Each year, the influenza virus kills thousands of people. In Indiana alone this season, 107 people have been confirmed to have lost their lives to the flu. To date this year, only two people under the age of 24 have died from the flu.
Although AU’s Health Services could not confirm the number of cases that have been treated so far this semester, they did confirm via email that they have “seen an increase in the number of patients with flu-like symptoms.”
According to Dr. Kimberly Lyle-Ippolito, professor of biology, death associated with the flu is usually because of the body’s immune response to the virus.
“The virus is bad enough, but it’s your immune response to the virus that ends up killing us,” she said. “Your lungs fill with water because your white bloods cells are getting there and going, ‘Oh, we have to fight this, this is bad,’ and they’re having a battle, and this battle ends up creating fluid and pus, which is in your lungs.”
According to Lyle-Ippolito, once the virus has entered the respiratory cells it begins to replicate itself. After it replicates, it “buds out through the cell membrane and damages the cells” that it first replicated in.
The disease usually only infects the respiratory system, which leads to symptoms such as:
-Chills and sweats
-Muscle or body aches
-Sneezing or stuffy nose
However, the flu can infect more areas of the body. Lyle-Ippolito says this usually occurs when people are immunosuppressed, are very young or elderly.
“When [you are immunosuppressed], it gets deeper into the lungs,” she said. “The immune system doesn’t stop it in the upper part of your lungs.

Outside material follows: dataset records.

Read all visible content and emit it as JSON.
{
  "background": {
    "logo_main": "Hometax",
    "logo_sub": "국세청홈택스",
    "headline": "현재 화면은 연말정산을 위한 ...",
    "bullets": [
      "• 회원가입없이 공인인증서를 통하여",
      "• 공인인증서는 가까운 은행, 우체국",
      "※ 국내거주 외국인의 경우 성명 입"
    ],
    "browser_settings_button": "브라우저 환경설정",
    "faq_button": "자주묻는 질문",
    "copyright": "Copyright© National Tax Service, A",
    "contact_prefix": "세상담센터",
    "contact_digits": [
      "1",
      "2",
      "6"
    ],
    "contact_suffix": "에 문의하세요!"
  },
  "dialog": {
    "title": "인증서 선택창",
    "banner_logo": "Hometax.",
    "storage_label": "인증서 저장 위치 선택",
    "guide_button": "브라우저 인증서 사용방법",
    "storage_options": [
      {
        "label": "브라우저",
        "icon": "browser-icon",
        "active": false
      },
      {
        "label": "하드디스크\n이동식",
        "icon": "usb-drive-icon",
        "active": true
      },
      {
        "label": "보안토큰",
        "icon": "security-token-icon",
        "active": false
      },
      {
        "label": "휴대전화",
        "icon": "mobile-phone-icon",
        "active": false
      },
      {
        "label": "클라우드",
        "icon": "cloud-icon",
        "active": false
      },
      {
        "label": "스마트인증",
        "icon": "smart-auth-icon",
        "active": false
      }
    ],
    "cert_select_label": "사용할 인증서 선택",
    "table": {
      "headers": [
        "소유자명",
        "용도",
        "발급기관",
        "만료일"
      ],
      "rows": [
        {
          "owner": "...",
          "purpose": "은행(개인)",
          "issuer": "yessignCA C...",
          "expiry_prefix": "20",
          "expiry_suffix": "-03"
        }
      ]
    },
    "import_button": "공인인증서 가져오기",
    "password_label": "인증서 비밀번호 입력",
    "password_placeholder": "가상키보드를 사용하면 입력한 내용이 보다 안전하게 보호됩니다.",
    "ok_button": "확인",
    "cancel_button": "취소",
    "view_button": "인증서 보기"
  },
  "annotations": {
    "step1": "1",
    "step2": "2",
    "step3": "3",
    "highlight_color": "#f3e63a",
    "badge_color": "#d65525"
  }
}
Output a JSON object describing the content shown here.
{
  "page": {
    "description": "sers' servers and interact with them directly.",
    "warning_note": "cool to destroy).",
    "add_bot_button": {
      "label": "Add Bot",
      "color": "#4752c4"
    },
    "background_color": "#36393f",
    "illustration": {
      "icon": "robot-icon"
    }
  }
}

You end up getting pneumonia or it crosses the blood-brain barrier or the heart. It ends up leaving the respiratory tract and going to other parts of the body because your immune system is not happy.”
Since antibiotics only work on bacteria, and therefore not the influenza virus, Lyle-Ippolito says that people must rely on having a healthy immune system to support them through the disease.
“Basically, we have to hope that your body is healthy,” she said. “Get your sleep, make sure you’re eating your dark green vegetables.”
There are a few drugs on the market, such as Tamiflu, that are given to patients before or right after they have been exposed to the virus in order to reduce symptoms and longevity of the virus.
“There are drugs that can be taken that sometimes we give prophylactically that affect the flu’s ability to get out of its casing and get into your cell, but if it’s already gotten out of the casing and into your cell, then we can’t stop it,” Lyle-Ippolito said. “We give those drugs to old people, very very young people or people who are definitely immunosuppressed, you know, cancer, chemo, that sort of thing.
“But for most supposedly healthy people, it’s your immune system, and that’s all you’ve got to fight it with,” she said.
Lyle-Ippolito noted that college students are at especially high risk for getting the flu.
“Most college students are immunosuppressed,” she said. “They’re stressed, and they’re constantly being bombarded with other [pathogens], so their immune system is always on guard. They also have not sleeping, not eating. I mean, Chick-Fil-A pickles do not count as vegetables. You’ve got to be eating healthy and take care of yourself.”
Additionally, even students who take care of themselves may be at a high risk for catching the flu due to the nature of communal living.
“That’s what makes for epidemics,” said Lyle-Ippolito. “Whenever you crowd people together, they pass things around. Dorm life is communal living at its worst.
“Just walking into the dining hall, there are thousands of particles put into the air with each sneeze and each cough,” she said. “They go out through the air, and we all breathe them. If you are sitting in a classroom with one person who has the flu, every person in the room will be exposed to the flu, and depending on their immune systems, they may or may not get sick.”
Lyle-Ippolito said that there are several homeopathic treatments, such as zinc supplements, echinacea and chicken noodle soup that may help prevent or reduce symptoms of the flu.
“There are some downsides to [homeopathic treatments], so you have to be careful,” she said.
The beginning of each semester presents its own new set of problems, and for Lyle-Ippolito, one of those is exposure to new germs.
“The beginning of the semester is like one big cauldron of diseases,” she said.